In order for companies to viably scale up, CEOs must also scale up their leadership. It’s a heavy lift to expand the size of the team, evolve the product, increase market impact, and increase investment. Just as critical, the CEO must also have an understanding of their overused competencies that served them in growing the company to this point, and now gets in the way of taking the company further. It is a paradox of growth that requires the willingness to shift to other competencies that will result in continued momentum.
The 3 most common CEO leadership competencies that get over-used and turn into liabilities are:
Competency Toward Action And Momentum
- You are not afraid to work hard, and willing to do any job that’s needed
- The inherent challenges motivate and excite you
- Decisions are based on what will keep forward momentum
- You hire people like you, if they’re not hard workers and doers, they don’t last long in your organization
- You set aggressive deadlines and keep score of those team members who aren’t able to meet them
- You move quickly and its hard for your team to keep up with your response speed expectations
Competency Toward Vision and Opportunities
- You can forecast what the future will look like
- You anticipate what’s coming and create strategies to address it
- Decisions are based on what keeps the options open
- You get frustrated with your teams because they’re always 5 steps behind you
- You wonder if you have the right team because they don’t seem to understand the opportunities you bring to them
- Your team moves too slow so the opportunities aren’t brought to fruition
Competency Toward Achievement and Success
- You are hyper focused on the plan and goals
- You leverage efficiencies and effectiveness to fulfill the plan
- Decisions are based on what’s the efficient choice
- If your peers don’t line up with your plans, you disregard them
- Your pragmatism serves decision making for the plan, however, it doesn’t serve your relationships
- Your desire to have an untarnished personal brand gets in the way of your authenticity
Here are the 5 competencies that will bring balance to the overused competencies, and power the scale up of the company.

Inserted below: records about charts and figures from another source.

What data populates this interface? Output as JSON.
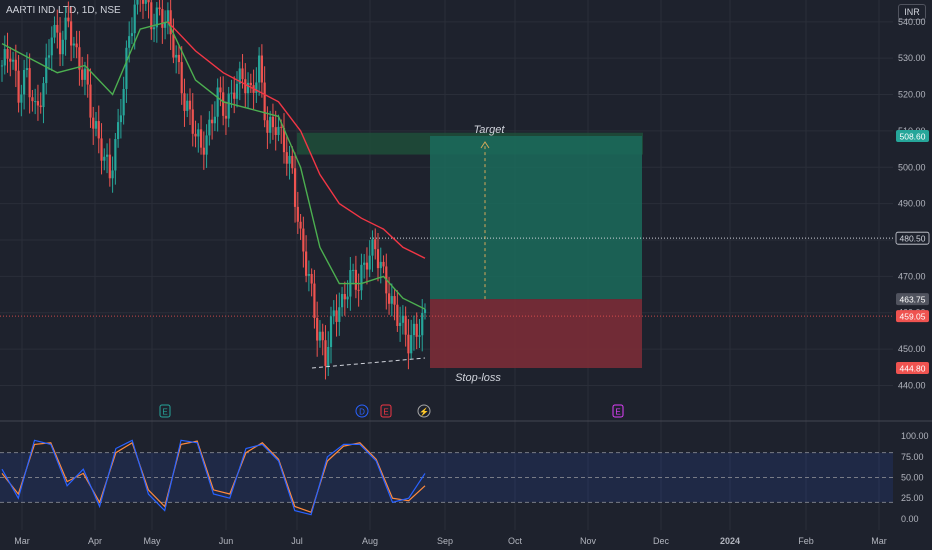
{
  "header": {
    "symbol_line": "AARTI IND LTD, 1D, NSE",
    "currency": "INR"
  },
  "colors": {
    "background": "#1e222d",
    "grid": "#2a2e39",
    "up": "#26a69a",
    "down": "#ef5350",
    "ema_fast": "#4caf50",
    "ema_slow": "#f23645",
    "target_zone": "#1b6b5c",
    "stop_zone": "#7a2c37",
    "stoch_k": "#2962ff",
    "stoch_d": "#ff8a3d",
    "resistance_zone": "#1f4d3a"
  },
  "chart_data": [
    {
      "type": "candlestick",
      "title": "",
      "y_axis_ticks": [
        "540.00",
        "530.00",
        "520.00",
        "510.00",
        "500.00",
        "490.00",
        "480.00",
        "470.00",
        "460.00",
        "450.00",
        "440.00"
      ],
      "ylim": [
        436,
        546
      ],
      "x_axis_ticks": [
        "Mar",
        "Apr",
        "May",
        "Jun",
        "Jul",
        "Aug",
        "Sep",
        "Oct",
        "Nov",
        "Dec",
        "2024",
        "Feb",
        "Mar"
      ],
      "price_labels": [
        {
          "name": "target",
          "value": "508.60",
          "color": "#26a69a"
        },
        {
          "name": "resistance",
          "value": "480.50",
          "color": "#d1d4dc"
        },
        {
          "name": "entry",
          "value": "463.75",
          "color": "#50535e"
        },
        {
          "name": "last",
          "value": "459.05",
          "color": "#ef5350"
        },
        {
          "name": "stop",
          "value": "444.80",
          "color": "#ef5350"
        }
      ],
      "annotations": {
        "target": "Target",
        "stop": "Stop-loss"
      },
      "event_markers": [
        {
          "letter": "E",
          "month_pos": "May-early",
          "style": "earnings-green"
        },
        {
          "letter": "D",
          "month_pos": "Aug-early",
          "style": "dividend-blue"
        },
        {
          "letter": "E",
          "month_pos": "Aug-early",
          "style": "earnings-red"
        },
        {
          "letter": "⚡",
          "month_pos": "Aug-late",
          "style": "split"
        },
        {
          "letter": "E",
          "month_pos": "Nov-late",
          "style": "earnings-pink"
        }
      ],
      "trade_setup": {
        "entry": 463.75,
        "target": 508.6,
        "stop": 444.8,
        "end_month": "Nov"
      },
      "resistance_zone": [
        503.5,
        509.5
      ],
      "candles_close_path": [
        [
          0,
          528
        ],
        [
          3,
          532
        ],
        [
          6,
          520
        ],
        [
          9,
          526
        ],
        [
          12,
          515
        ],
        [
          15,
          522
        ],
        [
          18,
          538
        ],
        [
          21,
          534
        ],
        [
          24,
          540
        ],
        [
          27,
          530
        ],
        [
          30,
          525
        ],
        [
          33,
          512
        ],
        [
          36,
          505
        ],
        [
          39,
          498
        ],
        [
          42,
          510
        ],
        [
          45,
          530
        ],
        [
          48,
          545
        ],
        [
          51,
          548
        ],
        [
          54,
          540
        ],
        [
          57,
          542
        ],
        [
          60,
          540
        ],
        [
          63,
          530
        ],
        [
          66,
          518
        ],
        [
          69,
          512
        ],
        [
          72,
          505
        ],
        [
          75,
          510
        ],
        [
          78,
          520
        ],
        [
          81,
          515
        ],
        [
          84,
          522
        ],
        [
          87,
          525
        ],
        [
          90,
          520
        ],
        [
          93,
          528
        ],
        [
          96,
          510
        ],
        [
          99,
          512
        ],
        [
          102,
          506
        ],
        [
          105,
          498
        ],
        [
          108,
          480
        ],
        [
          111,
          470
        ],
        [
          114,
          455
        ],
        [
          117,
          448
        ],
        [
          120,
          460
        ],
        [
          123,
          462
        ],
        [
          126,
          470
        ],
        [
          129,
          468
        ],
        [
          132,
          475
        ],
        [
          135,
          478
        ],
        [
          138,
          470
        ],
        [
          141,
          462
        ],
        [
          144,
          458
        ],
        [
          147,
          452
        ],
        [
          150,
          455
        ],
        [
          153,
          459
        ]
      ],
      "ema_fast_path": [
        [
          0,
          534
        ],
        [
          10,
          530
        ],
        [
          20,
          526
        ],
        [
          30,
          528
        ],
        [
          40,
          520
        ],
        [
          50,
          538
        ],
        [
          60,
          540
        ],
        [
          70,
          524
        ],
        [
          80,
          518
        ],
        [
          90,
          516
        ],
        [
          100,
          514
        ],
        [
          108,
          500
        ],
        [
          115,
          478
        ],
        [
          122,
          468
        ],
        [
          130,
          468
        ],
        [
          138,
          470
        ],
        [
          145,
          464
        ],
        [
          153,
          461
        ]
      ],
      "ema_slow_path": [
        [
          60,
          540
        ],
        [
          70,
          532
        ],
        [
          80,
          526
        ],
        [
          90,
          522
        ],
        [
          100,
          518
        ],
        [
          108,
          510
        ],
        [
          115,
          498
        ],
        [
          122,
          490
        ],
        [
          130,
          486
        ],
        [
          138,
          483
        ],
        [
          145,
          478
        ],
        [
          153,
          475
        ]
      ]
    },
    {
      "type": "line",
      "title": "",
      "y_axis_ticks": [
        "100.00",
        "75.00",
        "50.00",
        "25.00",
        "0.00"
      ],
      "ylim": [
        -5,
        105
      ],
      "band": [
        20,
        80
      ],
      "series": [
        {
          "values_k": [
            60,
            25,
            95,
            90,
            40,
            60,
            15,
            85,
            95,
            30,
            10,
            95,
            92,
            30,
            25,
            85,
            90,
            70,
            10,
            5,
            75,
            90,
            90,
            70,
            20,
            25,
            55
          ]
        },
        {
          "values_d": [
            55,
            30,
            90,
            92,
            45,
            55,
            20,
            80,
            92,
            35,
            15,
            90,
            94,
            35,
            30,
            80,
            92,
            72,
            15,
            8,
            70,
            88,
            92,
            72,
            25,
            22,
            40
          ]
        }
      ]
    }
  ]
}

- Pair your action orientation with a people orientation. In order to scale up our output, we need others to do the work with us. Everything we do is through relationships. Thus relationship building enables us to scale up companies.
- Focus, decision making, and the space to accomplish work is important to every individual. Without this, employees get demotivated, become overly dependent on leadership, and lack accountability. A written strategy, clear articulated goals, and consistent focusare key enablers of employee independence and achievement that leads to scaling up a company.
- Trust with a manager is non-negotiable for team members to take risks, push against obstacles, and learn from failure. These are the building blocks of scaling up a company. According to HBR’s article “Begin With Trust”, trust has 3 drivers:
- Authenticity – I experience the real you
- Logic – I know you can do it; your reasoning and judgement are sound
- Empathy – I believe you care about me and my success
- As a company’s business grows, the skills needed to serve the business and product becomes more diverse. Diversity in hiring, in other words, hiring people who have different skills and are different from us, breaks group think and expands the solution set you have to apply against challenges that arise when scaling up a company.
- Respect the organizational structure. As your business grows, so does your headcount. Companies start out with a flat structure, then teams are formed, and reporting lines can be seen on org charts. You once were in the team. Now you lead in front of the company. This is a significant shift. Anytime that you go back to being in the team, you get in the way of your managers’ leading their team, become a distraction to team members, and you are not working on the highest value in your role as CEO.
Elevate your CEO Leadership Potential
Choosing to be CEO is also choosing the discomfort of change and growth to fulfill mission and passion. What I have observed in the CEOs that I have coached is those who successfully ascend each stage of their company’s growth did so because they themselves gained a deeper understanding of their competencies. They wielded their talent and competencies as deep knowledgeable experts of themselves, and invested in those around them to do the same.